I have been doing this job a long time. And the one truth that is universal about all home moves is that they stem from an emotional decision. Nobody randomly wakes up in the morning and decides out of thin air that the one thing they really want to do is move. To pack up all their belongings, dismantle all their furniture and move it all into a new home that isn’t quite suited for their stuff. It doesn’t happen. And when laid out like that, it is a wonder that people even convince themselves to move at all.
So why do people move? I’ve found that generally the reasons stem from an evolution in their life. For example, two people fall in love and decide to take the next step in their relationship and move in together. A young family welcomes a new child into their home and now need more space for the little human and the many things that seem to follow them. Taking up a new job opportunity might require a relocation to another part of the nation or indeed to another country entirely. Perhaps the children have all left home and it’s time to look at moving into a smaller more manageable apartment from the large family home. Generally a home move indicates a movement in life as well.
When planning your move it is always important to remember the underlying reason for the move. This should be taken into consideration when selecting the new home. For example, do you need more or less bedrooms as your family changes? Do you need space for a home office or do you simply need a pied-à-terre because your new job is going to keep you on the road? Do you need lots of family living space or a garden for the kids to run around in? The location is also important. Does the new home have to be near to the new job or the children’s school or the grandchildren?

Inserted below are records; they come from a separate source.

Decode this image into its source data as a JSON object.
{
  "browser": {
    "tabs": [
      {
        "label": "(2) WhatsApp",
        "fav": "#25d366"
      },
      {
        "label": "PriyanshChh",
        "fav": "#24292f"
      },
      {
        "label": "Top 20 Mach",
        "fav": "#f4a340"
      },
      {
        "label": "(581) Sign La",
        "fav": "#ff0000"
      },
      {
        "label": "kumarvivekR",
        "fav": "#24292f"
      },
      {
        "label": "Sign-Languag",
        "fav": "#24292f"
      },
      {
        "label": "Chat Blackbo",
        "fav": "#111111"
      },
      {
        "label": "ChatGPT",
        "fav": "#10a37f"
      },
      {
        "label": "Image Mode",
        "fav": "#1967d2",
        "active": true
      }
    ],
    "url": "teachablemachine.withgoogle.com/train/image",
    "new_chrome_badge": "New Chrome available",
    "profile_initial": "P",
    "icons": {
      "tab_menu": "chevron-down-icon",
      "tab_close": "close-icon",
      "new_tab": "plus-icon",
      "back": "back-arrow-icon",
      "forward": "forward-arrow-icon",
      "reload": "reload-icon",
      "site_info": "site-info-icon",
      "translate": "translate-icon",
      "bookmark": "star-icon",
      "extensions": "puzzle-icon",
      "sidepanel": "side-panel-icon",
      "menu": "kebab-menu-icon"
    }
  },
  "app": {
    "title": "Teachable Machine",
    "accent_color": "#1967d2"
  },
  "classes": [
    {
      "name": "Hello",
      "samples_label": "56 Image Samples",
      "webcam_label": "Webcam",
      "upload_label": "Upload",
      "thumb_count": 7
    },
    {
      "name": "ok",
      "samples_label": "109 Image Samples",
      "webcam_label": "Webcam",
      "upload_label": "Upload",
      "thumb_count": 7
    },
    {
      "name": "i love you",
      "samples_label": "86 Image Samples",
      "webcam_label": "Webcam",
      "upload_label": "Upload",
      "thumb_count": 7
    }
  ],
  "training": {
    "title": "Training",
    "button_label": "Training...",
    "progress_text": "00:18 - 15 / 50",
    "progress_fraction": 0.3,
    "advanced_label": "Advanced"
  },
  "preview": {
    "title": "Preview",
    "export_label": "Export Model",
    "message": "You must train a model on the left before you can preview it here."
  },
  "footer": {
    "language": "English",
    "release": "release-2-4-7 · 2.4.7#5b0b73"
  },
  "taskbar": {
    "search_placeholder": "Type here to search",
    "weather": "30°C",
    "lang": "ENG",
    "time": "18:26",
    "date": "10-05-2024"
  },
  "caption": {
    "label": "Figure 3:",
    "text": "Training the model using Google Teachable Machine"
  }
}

By extension, before you actually start packing up your home, you should consider what you will need in this new life. Sometimes very little changes, such as a family home with 3 children will now have 4 children. Chances are you won’t be getting rid of anything, but you will need an extra bed and maybe a bigger dining table or sofa set. On the other hand, if you’re at the stage of life where you’re downsizing from the large family home to a little two bedroom bungalow, you will probably be getting rid of things. It’s always important to think about what you will need for your new life and only take those things into your new home. Rather than trying to squash all the furniture and belongings you currently have into a home that has been selected for the new life that you are going to lead.
When a reptile grows out of it’s skin, it sheds it and grows into new skin that is better suited to the current version of it’s body. In the same way, when human beings move into a new home, we are evolving as individuals and as family units and we should not be afraid to let go of those things that are no longer going to serve us in the new life that we are planning to lead.